Radiographs of the knee were graded for the presence of osteoarthritis. Knee pain and function were assessed with the Western Ontario and McMaster Universities Arthritis Index, the strength of leg flexors and extensors was assessed with isokinetic dynamometry, and lower-extremity lean tissue mass was assessed with dual-energy x-ray absorptiometry.
Among participants with osteoarthritis, quadriceps weakness, but not hamstring weakness, was common. The ratio of extensor strength to body weight was approximately 20% lower in those with than in those without radiographic osteoarthritis. Notably, among women with tibiofemoral osteoarthritis, extensor weakness was present in the absence of knee pain and was seen in participants with normal lower-extremity lean mass (extensor strength, 30.1 lb-ft for those with osteoarthritis and 34.8 lb-ft for those without osteoarthritis; P < 0.001). After adjustment for body weight, age, and sex, lesser quadriceps strength remained predictive of both radiographic and symptomatic osteoarthritis of the knee (odds ratio for prevalence of osteoarthritis per 10 lb-ft loss of strength, 0.8 [95% CI, 0.71 to 0.90] for radiographic osteoarthritis and 0.71 [CI, 0.51 to 0.87] for symptomatic osteoarthritis).
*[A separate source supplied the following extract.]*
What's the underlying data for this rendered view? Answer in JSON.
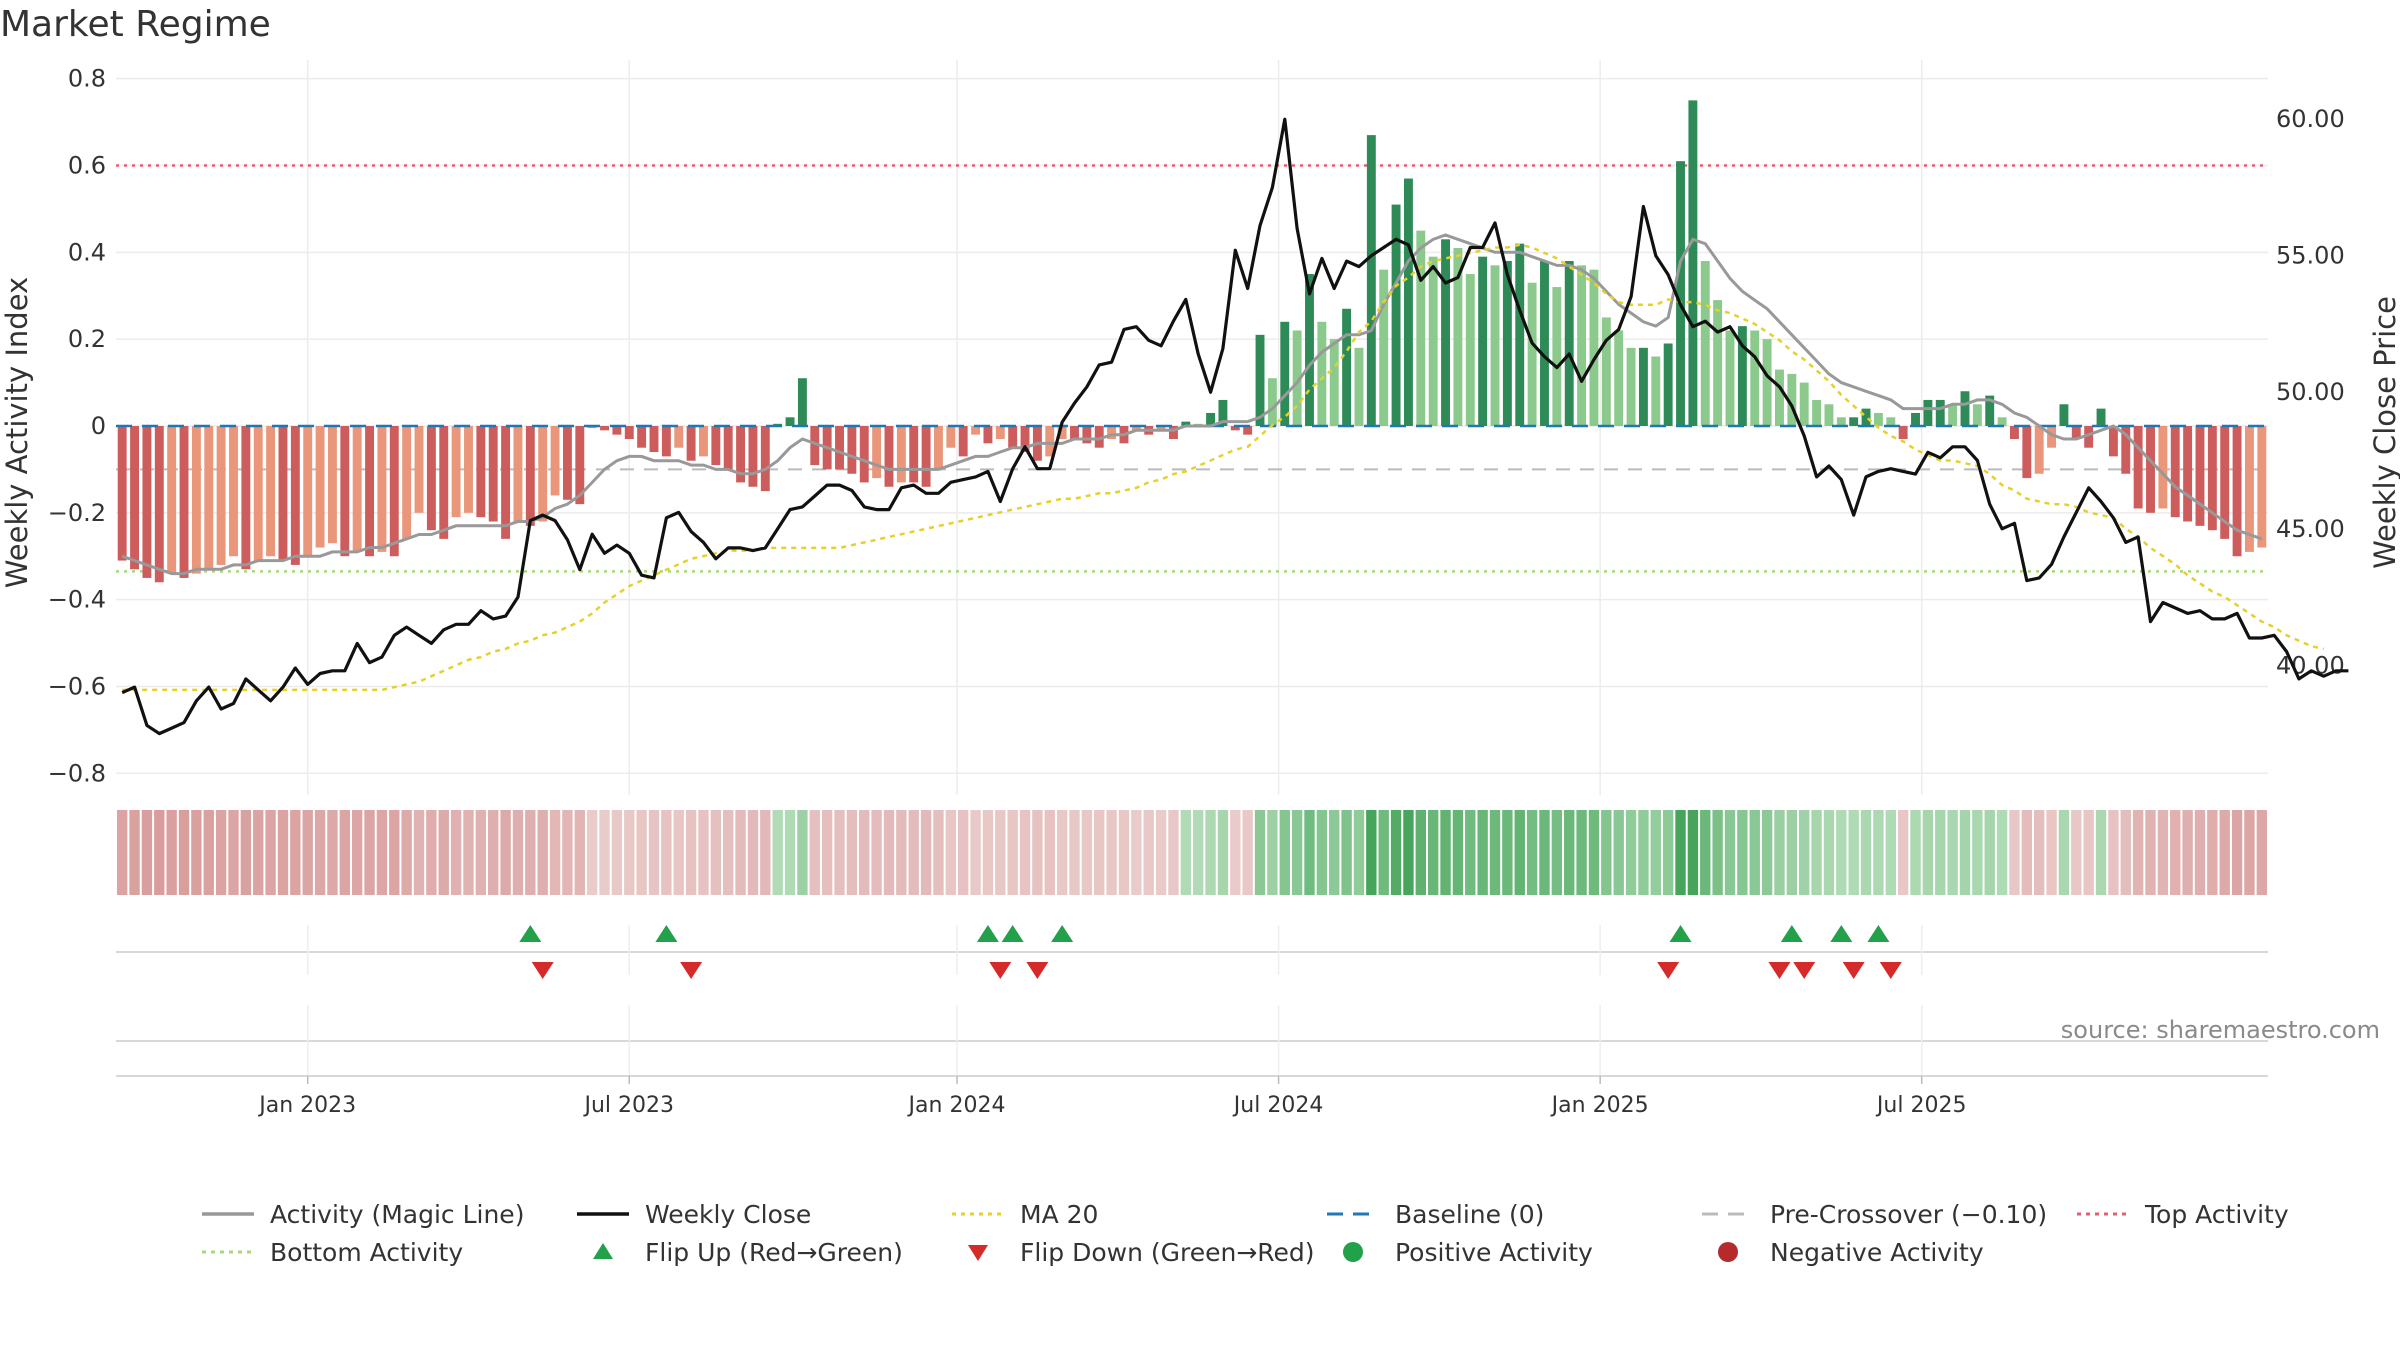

Quadriceps weakness may be present in patients who have osteoarthritis but do not have knee pain or muscle atrophy; this suggests that the weakness may be due to muscle dysfunction. The data are consistent with the possibility that quadriceps weakness is a primary risk factor for knee pain, disability, and progression of joint damage in persons with osteoarthritis of the knee.